The air washes over me and I think that there is freedom in it, now that I can’t choose, and if it hurts it hurts and I tuck my arms to my body and press my legs together right before my feet hammer into the water my eyes closed and body tense and in less than a second I am in.
I expect to be only a couple of centimetres under the surface, but when I open my eyes I can’t tell up from down. Half of the world should be up, but I turn around and around and around and all I see is endless water. I exhaled all I had while falling, and there is nothing in my lungs. I don’t even float, just paddle my arms and legs forwards in search of a clear path, but there is none. Salt water in my eyes and nose, my lungs pushing and pulling aimlessly—and I think, with the clarity that only children are capable of, that this is how it ends, I’m going to drown here and die, and the harder I fight the sooner it will come. God, I think. Are you taking me in? So soon?
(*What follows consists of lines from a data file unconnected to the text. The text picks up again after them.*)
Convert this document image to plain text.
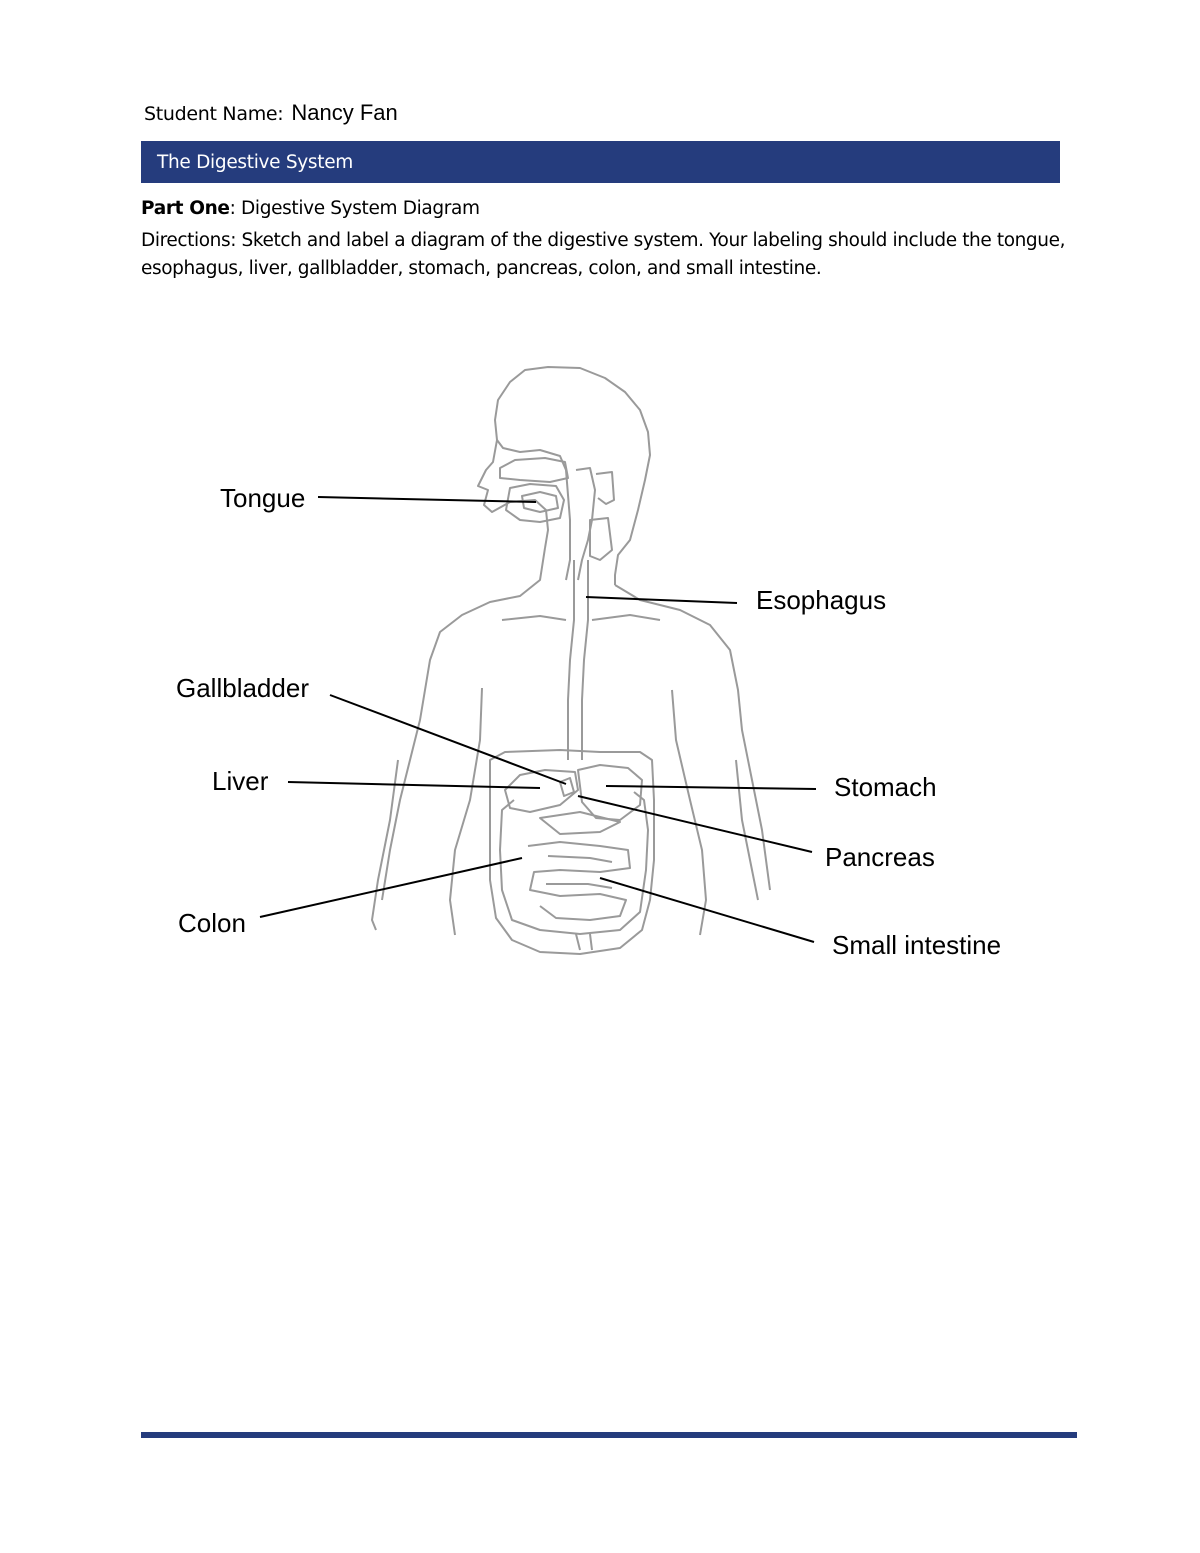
Student Name: Nancy Fan
The Digestive System
Part One: Digestive System Diagram
Directions: Sketch and label a diagram of the digestive system. Your labeling should include the tongue, esophagus, liver, gallbladder, stomach, pancreas, colon, and small intestine.
Tongue
Esophagus
Gallbladder
Liver	Stomach
Pancreas
Colon
Small intestine
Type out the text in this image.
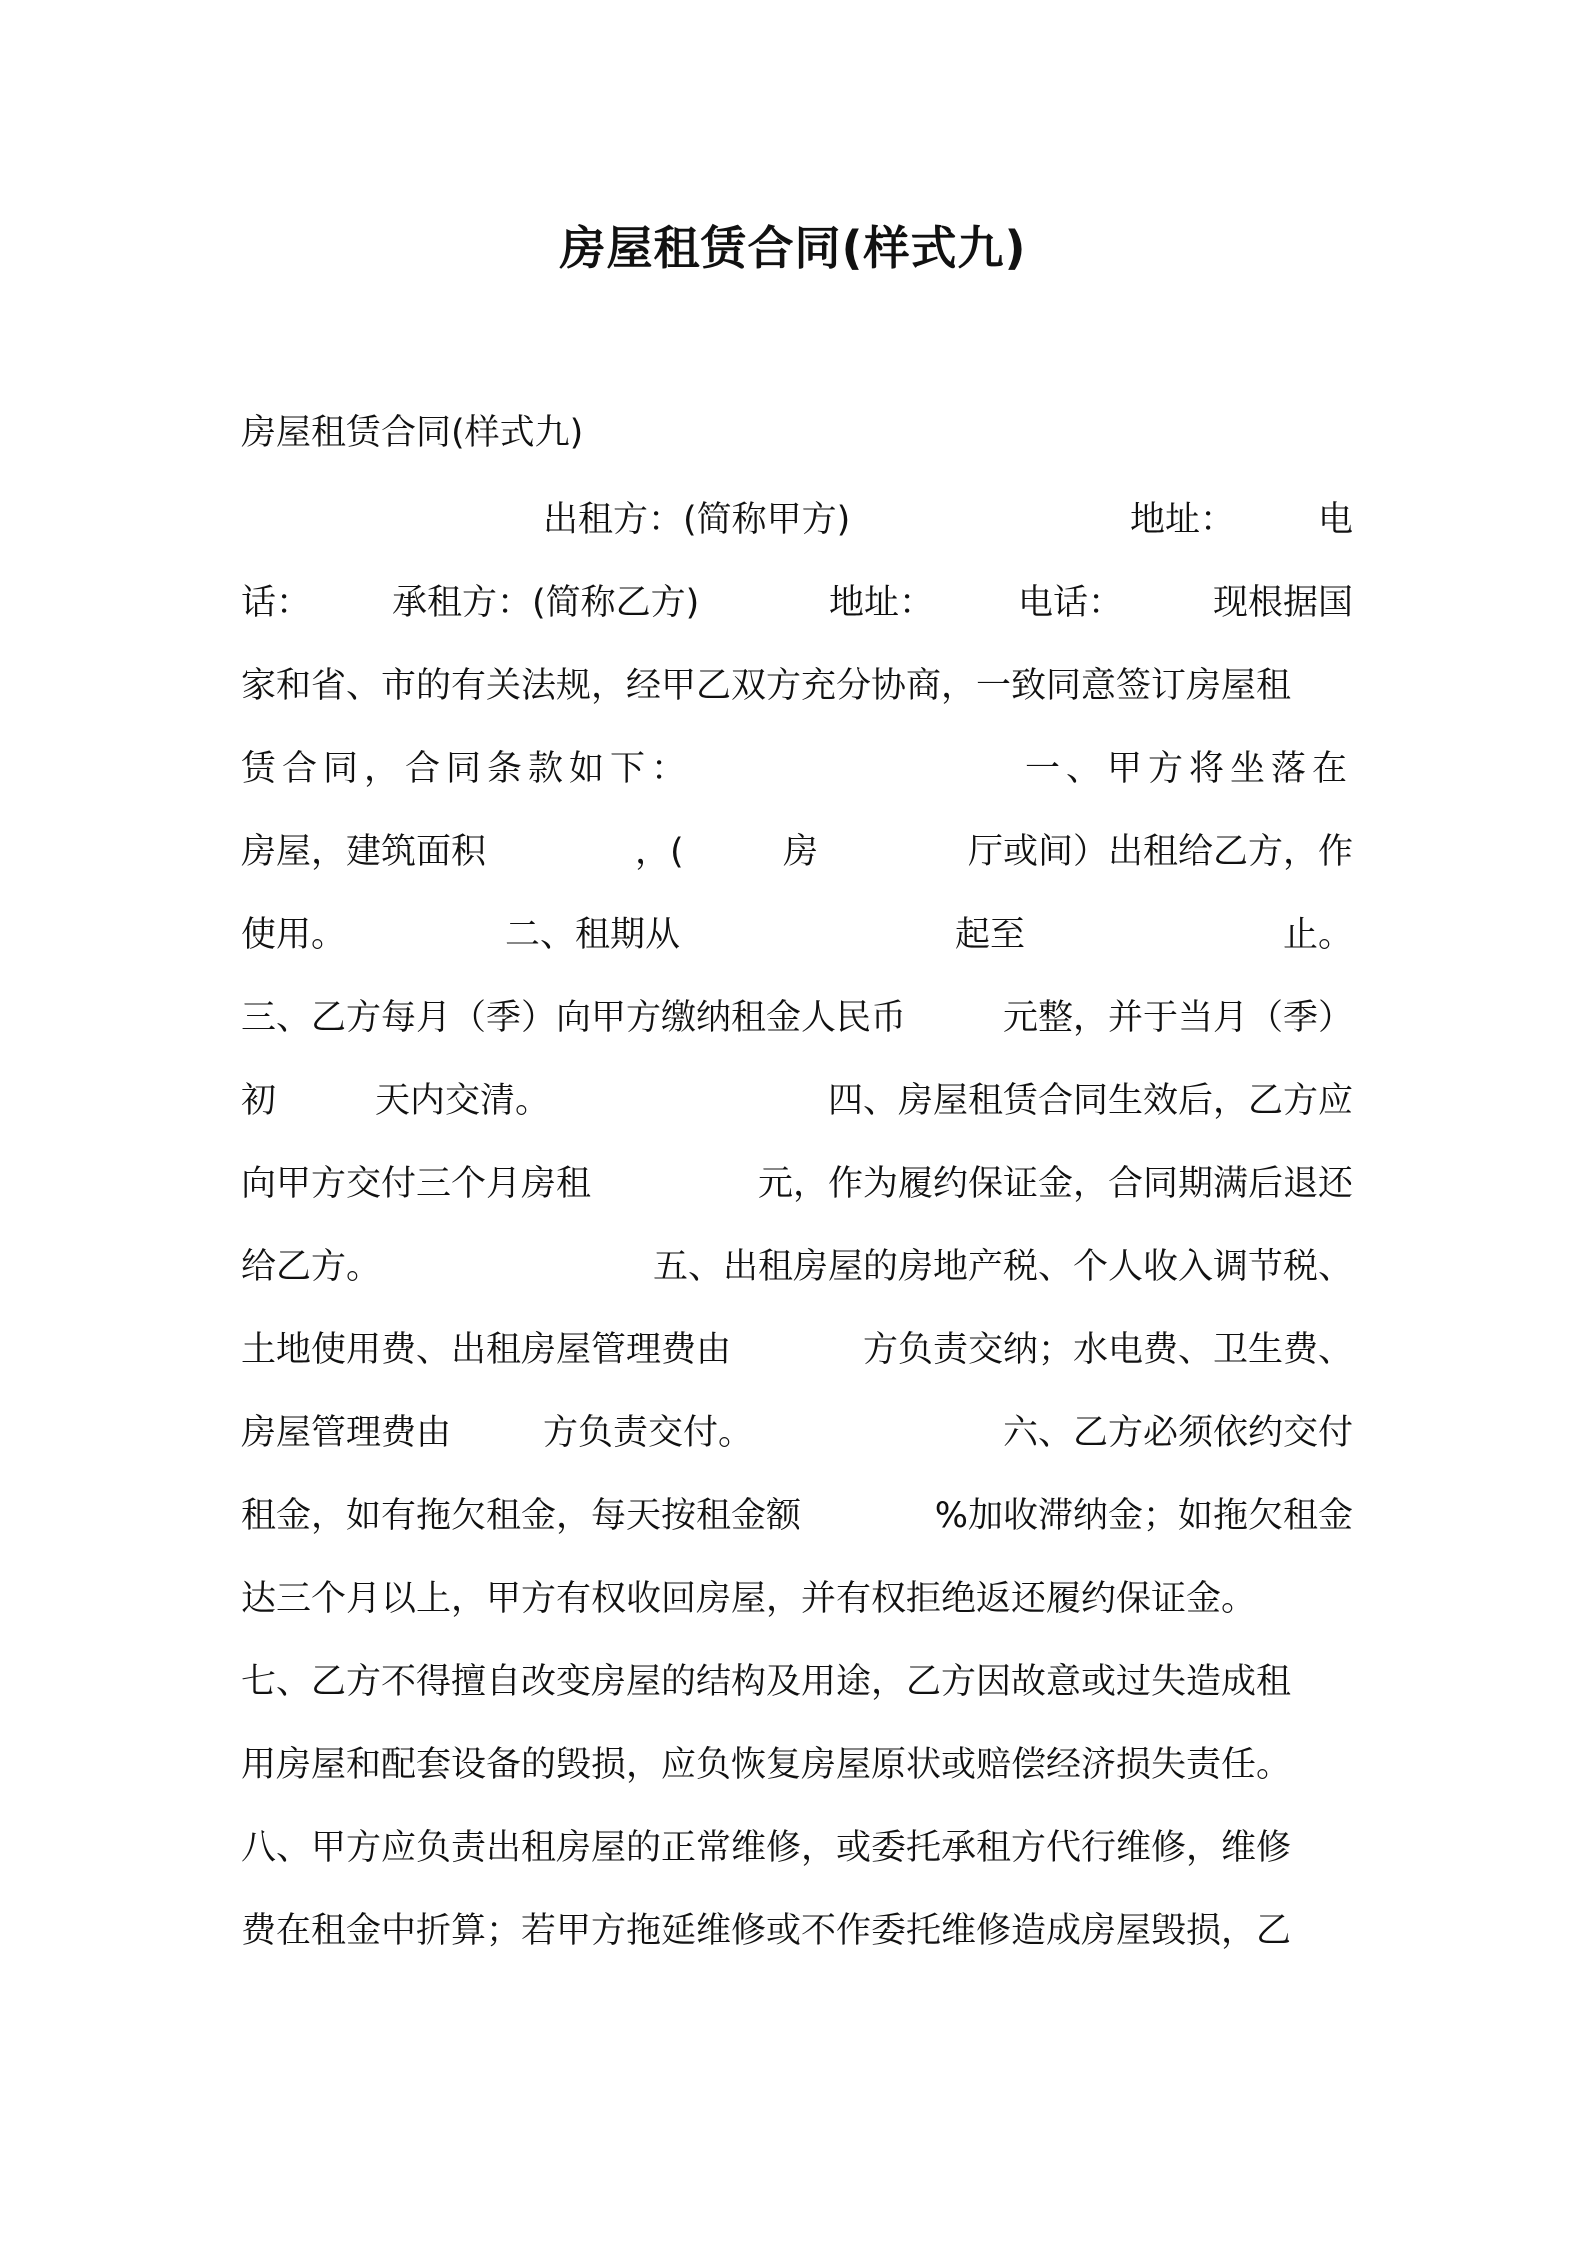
房屋租赁合同(样式九)
房屋租赁合同(样式九)
出租方：(简称甲方)	地址： 电
话： 承租方：(简称乙方)	地址： 电话：	现根据国
家和省、市的有关法规，经甲乙双方充分协商，一致同意签订房屋租
赁合同，合同条款如下：	一、甲方将坐落在
房屋，建筑面积	，(	房	厅或间）出租给乙方，作
使用。	二、租期从	起至	止。
三、乙方每月（季）向甲方缴纳租金人民币	元整，并于当月（季）
初	天内交清。	四、房屋租赁合同生效后，乙方应
向甲方交付三个月房租	元，作为履约保证金，合同期满后退还
给乙方。	五、出租房屋的房地产税、个人收入调节税、
土地使用费、出租房屋管理费由	方负责交纳；水电费、卫生费、
房屋管理费由	方负责交付。	六、乙方必须依约交付
租金，如有拖欠租金，每天按租金额	%加收滞纳金；如拖欠租金
达三个月以上，甲方有权收回房屋，并有权拒绝返还履约保证金。
七、乙方不得擅自改变房屋的结构及用途，乙方因故意或过失造成租
用房屋和配套设备的毁损，应负恢复房屋原状或赔偿经济损失责任。
八、甲方应负责出租房屋的正常维修，或委托承租方代行维修，维修
费在租金中折算；若甲方拖延维修或不作委托维修造成房屋毁损，乙
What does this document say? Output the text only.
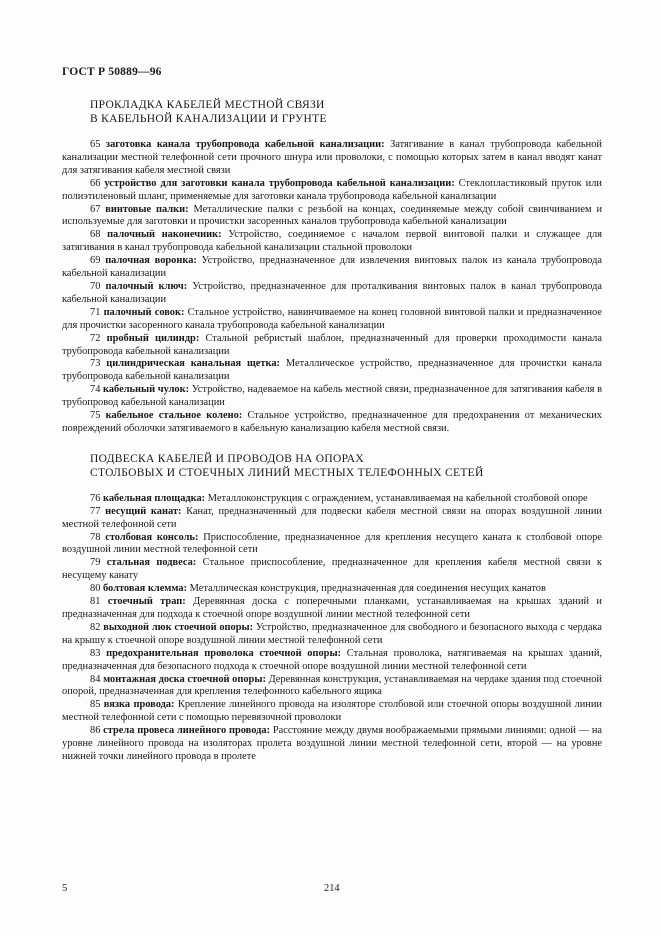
ГОСТ Р 50889—96
ПРОКЛАДКА КАБЕЛЕЙ МЕСТНОЙ СВЯЗИ
В КАБЕЛЬНОЙ КАНАЛИЗАЦИИ И ГРУНТЕ

65 заготовка канала трубопровода кабельной канализации: Затягивание в канал трубопровода кабельной канализации местной телефонной сети прочного шнура или проволоки, с помощью которых затем в канал вводят канат для затягивания кабеля местной связи

66 устройство для заготовки канала трубопровода кабельной канализации: Стеклопластиковый пруток или полиэтиленовый шланг, применяемые для заготовки канала трубопровода кабельной канализации

67 винтовые палки: Металлические палки с резьбой на концах, соединяемые между собой свинчиванием и используемые для заготовки и прочистки засоренных каналов трубопровода кабельной канализации

68 палочный наконечник: Устройство, соединяемое с началом первой винтовой палки и служащее для затягивания в канал трубопровода кабельной канализации стальной проволоки

69 палочная воронка: Устройство, предназначенное для извлечения винтовых палок из канала трубопровода кабельной канализации

70 палочный ключ: Устройство, предназначенное для проталкивания винтовых палок в канал трубопровода кабельной канализации

71 палочный совок: Стальное устройство, навинчиваемое на конец головной винтовой палки и предназначенное для прочистки засоренного канала трубопровода кабельной канализации

72 пробный цилиндр: Стальной ребристый шаблон, предназначенный для проверки проходимости канала трубопровода кабельной канализации

73 цилиндрическая канальная щетка: Металлическое устройство, предназначенное для прочистки канала трубопровода кабельной канализации

74 кабельный чулок: Устройство, надеваемое на кабель местной связи, предназначенное для затягивания кабеля в трубопровод кабельной канализации

75 кабельное стальное колено: Стальное устройство, предназначенное для предохранения от механических повреждений оболочки затягиваемого в кабельную канализацию кабеля местной связи.

ПОДВЕСКА КАБЕЛЕЙ И ПРОВОДОВ НА ОПОРАХ
СТОЛБОВЫХ И СТОЕЧНЫХ ЛИНИЙ МЕСТНЫХ ТЕЛЕФОННЫХ СЕТЕЙ

76 кабельная площадка: Металлоконструкция с ограждением, устанавливаемая на кабельной столбовой опоре

77 несущий канат: Канат, предназначенный для подвески кабеля местной связи на опорах воздушной линии местной телефонной сети

78 столбовая консоль: Приспособление, предназначенное для крепления несущего каната к столбовой опоре воздушной линии местной телефонной сети

79 стальная подвеса: Стальное приспособление, предназначенное для крепления кабеля местной связи к несущему канату

80 болтовая клемма: Металлическая конструкция, предназначенная для соединения несущих канатов

81 стоечный трап: Деревянная доска с поперечными планками, устанавливаемая на крышах зданий и предназначенная для подхода к стоечной опоре воздушной линии местной телефонной сети

82 выходной люк стоечной опоры: Устройство, предназначенное для свободного и безопасного выхода с чердака на крышу к стоечной опоре воздушной линии местной телефонной сети

83 предохранительная проволока стоечной опоры: Стальная проволока, натягиваемая на крышах зданий, предназначенная для безопасного подхода к стоечной опоре воздушной линии местной телефонной сети

84 монтажная доска стоечной опоры: Деревянная конструкция, устанавливаемая на чердаке здания под стоечной опорой, предназначенная для крепления телефонного кабельного ящика

85 вязка провода: Крепление линейного провода на изоляторе столбовой или стоечной опоры воздушной линии местной телефонной сети с помощью перевязочной проволоки

86 стрела провеса линейного провода: Расстояние между двумя воображаемыми прямыми линиями: одной — на уровне линейного провода на изоляторах пролета воздушной линии местной телефонной сети, второй — на уровне нижней точки линейного провода в пролете

5	214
Then something pierces the water, coming down from above, it could only be above, bringing with her a storm of bubbles that quickly clear. She turns and turns, looking intently, and I open my mouth to scream, I am here; see me! and she does, and swims down into the depths to save me.
#
I remembered a sound so loud it was not even that—more a discontinuity in reality, a strong current carrying me below, twisting me around, scraping me against the rock. I braced for the impact at the end of the fall, but to my surprise found myself floating slowly in deep, dark water. Not falling, not in danger, but still alone and lost.
What god do you pray to, when you are lost in darkness, not knowing up from down, right from wrong? Dionysus, Haggard said, but I do not believe in Dionysus. My merciless, furious god won’t permit it.
The pain reached me then, in my elbows and forearms, which I must have used to protect my head, and in my forehead, and the back of my head, which hit the wall before the entire cave collapsed. I could not quite recall the explosion, the impact. The pain was sharpest in my ears, and there was an ominous buzzing sound. I snapped my fingers in the water, and I wasn’t sure if I were hearing the sound or just feeling the vibration climbing up my arm. What do fingers snapping in the water even sound like?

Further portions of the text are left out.